NOTE 8—LINES OF CREDIT AND OTHER BORROWINGS

Lines of Credit

During the year ended December 31, 2012, the Company entered into and amended two revolving credit facility agreements with Comerica Bank (the “Credit Agreements”), which provide for borrowings against certain domestic accounts receivable and inventory, as set forth in the $4.0 million revolving credit facility agreement (the “Domestic Revolver”), and borrowings against certain export related accounts receivable and inventory, as set forth in the $4.0 million revolving credit facility agreement (the “Ex-Im Revolver”), for a combined aggregate commitment of borrowings up to $8.0 million. The lines of credit mature on May 1, 2014, at which date any remaining borrowings and accrued interest under the lines of credit become due and payable. As of March 31, 2013, the Company had outstanding borrowings totaling approximately $3.3 million, which included $1.8 million under the Domestic Revolver and $1.5 million under the Ex-Im Revolver.

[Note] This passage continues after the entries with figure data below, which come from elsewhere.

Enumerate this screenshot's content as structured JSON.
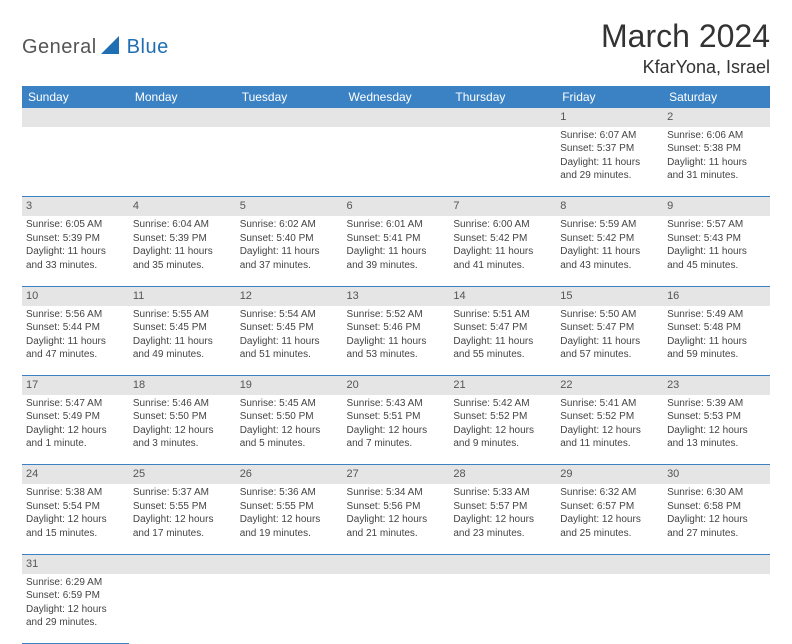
{
  "logo": {
    "part1": "General",
    "part2": "Blue"
  },
  "title": "March 2024",
  "location": "KfarYona, Israel",
  "colors": {
    "header_bg": "#3b82c4",
    "header_text": "#ffffff",
    "daynum_bg": "#e5e5e5",
    "border": "#3b82c4",
    "logo_gray": "#555555",
    "logo_blue": "#1f6fb2"
  },
  "weekdays": [
    "Sunday",
    "Monday",
    "Tuesday",
    "Wednesday",
    "Thursday",
    "Friday",
    "Saturday"
  ],
  "weeks": [
    {
      "nums": [
        "",
        "",
        "",
        "",
        "",
        "1",
        "2"
      ],
      "cells": [
        null,
        null,
        null,
        null,
        null,
        {
          "sunrise": "Sunrise: 6:07 AM",
          "sunset": "Sunset: 5:37 PM",
          "day1": "Daylight: 11 hours",
          "day2": "and 29 minutes."
        },
        {
          "sunrise": "Sunrise: 6:06 AM",
          "sunset": "Sunset: 5:38 PM",
          "day1": "Daylight: 11 hours",
          "day2": "and 31 minutes."
        }
      ]
    },
    {
      "nums": [
        "3",
        "4",
        "5",
        "6",
        "7",
        "8",
        "9"
      ],
      "cells": [
        {
          "sunrise": "Sunrise: 6:05 AM",
          "sunset": "Sunset: 5:39 PM",
          "day1": "Daylight: 11 hours",
          "day2": "and 33 minutes."
        },
        {
          "sunrise": "Sunrise: 6:04 AM",
          "sunset": "Sunset: 5:39 PM",
          "day1": "Daylight: 11 hours",
          "day2": "and 35 minutes."
        },
        {
          "sunrise": "Sunrise: 6:02 AM",
          "sunset": "Sunset: 5:40 PM",
          "day1": "Daylight: 11 hours",
          "day2": "and 37 minutes."
        },
        {
          "sunrise": "Sunrise: 6:01 AM",
          "sunset": "Sunset: 5:41 PM",
          "day1": "Daylight: 11 hours",
          "day2": "and 39 minutes."
        },
        {
          "sunrise": "Sunrise: 6:00 AM",
          "sunset": "Sunset: 5:42 PM",
          "day1": "Daylight: 11 hours",
          "day2": "and 41 minutes."
        },
        {
          "sunrise": "Sunrise: 5:59 AM",
          "sunset": "Sunset: 5:42 PM",
          "day1": "Daylight: 11 hours",
          "day2": "and 43 minutes."
        },
        {
          "sunrise": "Sunrise: 5:57 AM",
          "sunset": "Sunset: 5:43 PM",
          "day1": "Daylight: 11 hours",
          "day2": "and 45 minutes."
        }
      ]
    },
    {
      "nums": [
        "10",
        "11",
        "12",
        "13",
        "14",
        "15",
        "16"
      ],
      "cells": [
        {
          "sunrise": "Sunrise: 5:56 AM",
          "sunset": "Sunset: 5:44 PM",
          "day1": "Daylight: 11 hours",
          "day2": "and 47 minutes."
        },
        {
          "sunrise": "Sunrise: 5:55 AM",
          "sunset": "Sunset: 5:45 PM",
          "day1": "Daylight: 11 hours",
          "day2": "and 49 minutes."
        },
        {
          "sunrise": "Sunrise: 5:54 AM",
          "sunset": "Sunset: 5:45 PM",
          "day1": "Daylight: 11 hours",
          "day2": "and 51 minutes."
        },
        {
          "sunrise": "Sunrise: 5:52 AM",
          "sunset": "Sunset: 5:46 PM",
          "day1": "Daylight: 11 hours",
          "day2": "and 53 minutes."
        },
        {
          "sunrise": "Sunrise: 5:51 AM",
          "sunset": "Sunset: 5:47 PM",
          "day1": "Daylight: 11 hours",
          "day2": "and 55 minutes."
        },
        {
          "sunrise": "Sunrise: 5:50 AM",
          "sunset": "Sunset: 5:47 PM",
          "day1": "Daylight: 11 hours",
          "day2": "and 57 minutes."
        },
        {
          "sunrise": "Sunrise: 5:49 AM",
          "sunset": "Sunset: 5:48 PM",
          "day1": "Daylight: 11 hours",
          "day2": "and 59 minutes."
        }
      ]
    },
    {
      "nums": [
        "17",
        "18",
        "19",
        "20",
        "21",
        "22",
        "23"
      ],
      "cells": [
        {
          "sunrise": "Sunrise: 5:47 AM",
          "sunset": "Sunset: 5:49 PM",
          "day1": "Daylight: 12 hours",
          "day2": "and 1 minute."
        },
        {
          "sunrise": "Sunrise: 5:46 AM",
          "sunset": "Sunset: 5:50 PM",
          "day1": "Daylight: 12 hours",
          "day2": "and 3 minutes."
        },
        {
          "sunrise": "Sunrise: 5:45 AM",
          "sunset": "Sunset: 5:50 PM",
          "day1": "Daylight: 12 hours",
          "day2": "and 5 minutes."
        },
        {
          "sunrise": "Sunrise: 5:43 AM",
          "sunset": "Sunset: 5:51 PM",
          "day1": "Daylight: 12 hours",
          "day2": "and 7 minutes."
        },
        {
          "sunrise": "Sunrise: 5:42 AM",
          "sunset": "Sunset: 5:52 PM",
          "day1": "Daylight: 12 hours",
          "day2": "and 9 minutes."
        },
        {
          "sunrise": "Sunrise: 5:41 AM",
          "sunset": "Sunset: 5:52 PM",
          "day1": "Daylight: 12 hours",
          "day2": "and 11 minutes."
        },
        {
          "sunrise": "Sunrise: 5:39 AM",
          "sunset": "Sunset: 5:53 PM",
          "day1": "Daylight: 12 hours",
          "day2": "and 13 minutes."
        }
      ]
    },
    {
      "nums": [
        "24",
        "25",
        "26",
        "27",
        "28",
        "29",
        "30"
      ],
      "cells": [
        {
          "sunrise": "Sunrise: 5:38 AM",
          "sunset": "Sunset: 5:54 PM",
          "day1": "Daylight: 12 hours",
          "day2": "and 15 minutes."
        },
        {
          "sunrise": "Sunrise: 5:37 AM",
          "sunset": "Sunset: 5:55 PM",
          "day1": "Daylight: 12 hours",
          "day2": "and 17 minutes."
        },
        {
          "sunrise": "Sunrise: 5:36 AM",
          "sunset": "Sunset: 5:55 PM",
          "day1": "Daylight: 12 hours",
          "day2": "and 19 minutes."
        },
        {
          "sunrise": "Sunrise: 5:34 AM",
          "sunset": "Sunset: 5:56 PM",
          "day1": "Daylight: 12 hours",
          "day2": "and 21 minutes."
        },
        {
          "sunrise": "Sunrise: 5:33 AM",
          "sunset": "Sunset: 5:57 PM",
          "day1": "Daylight: 12 hours",
          "day2": "and 23 minutes."
        },
        {
          "sunrise": "Sunrise: 6:32 AM",
          "sunset": "Sunset: 6:57 PM",
          "day1": "Daylight: 12 hours",
          "day2": "and 25 minutes."
        },
        {
          "sunrise": "Sunrise: 6:30 AM",
          "sunset": "Sunset: 6:58 PM",
          "day1": "Daylight: 12 hours",
          "day2": "and 27 minutes."
        }
      ]
    },
    {
      "nums": [
        "31",
        "",
        "",
        "",
        "",
        "",
        ""
      ],
      "cells": [
        {
          "sunrise": "Sunrise: 6:29 AM",
          "sunset": "Sunset: 6:59 PM",
          "day1": "Daylight: 12 hours",
          "day2": "and 29 minutes."
        },
        null,
        null,
        null,
        null,
        null,
        null
      ]
    }
  ]
}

Lockbox arrangements under the revolving bank facilities provide that substantially all of the income generated is deposited directly into lockbox accounts and then swept into cash management accounts for the benefit of Comerica Bank. Cash is disbursed from Comerica Bank to the Company only after payment of the applicable debt service and principal. At March 31, 2013, there were no restricted cash amounts. The Company’s obligations are generally secured by substantially all of the Company’s assets now owned or hereinafter acquired.

The Credit Agreements require the Company to maintain compliance with certain financial and non-financial covenants, as defined therein. If a default occurs, Comerica Bank may declare the amounts outstanding under the Credit Agreements immediately due and payable. As of March 31, 2013, the Company was in compliance with these covenants.

The interest rates on the outstanding principal balance of the credit facilities bear interest at annual percentage rates equal to the daily adjusting LIBOR rate, plus spreads of 5.25% for the Domestic Revolver and 4.25% for the Ex-Im Revolver. The daily adjusting LIBOR rate is subject to a floor of 1.00% per annum. The Company is also required to pay an unused commitment fee of 0.25% based on a portion of the undrawn lines of credit, payable quarterly in arrears. During the three months ended March 31, 2013, the Company incurred $84,000 of interest expense associated with the credit facilities, of which approximately $18,000 was payable at March 31, 2013. Included in interest expense during the three months ended March 31, 2013 is $38,000 of amortization of deferred debt issuance costs and $18,000 of amortization of the discount on lines of credit.

During the year ended December 31, 2012, the Company issued and amended warrants to Comerica Bank (the “Comerica Warrants”) to purchase up to 80,000 shares of the Company’s common stock at an amended exercise price of $2.00. During the three months ended March 31, 2013, Comerica Bank exercised 80,000 warrants on a cashless basis pursuant to the Notice of Exercise resulting in a net issuance of 40,465 shares of common stock.

Other Borrowings

The Company finances a portion of its annual insurance premiums which it pays in installments over nine months. As of March 31, 2013, $212,000 at an annual interest rate of 3.0% was outstanding under this arrangement. The Company incurred interest expense associated with the financed insurance premiums of approximately $2,000 during the three months ended March 31, 2013.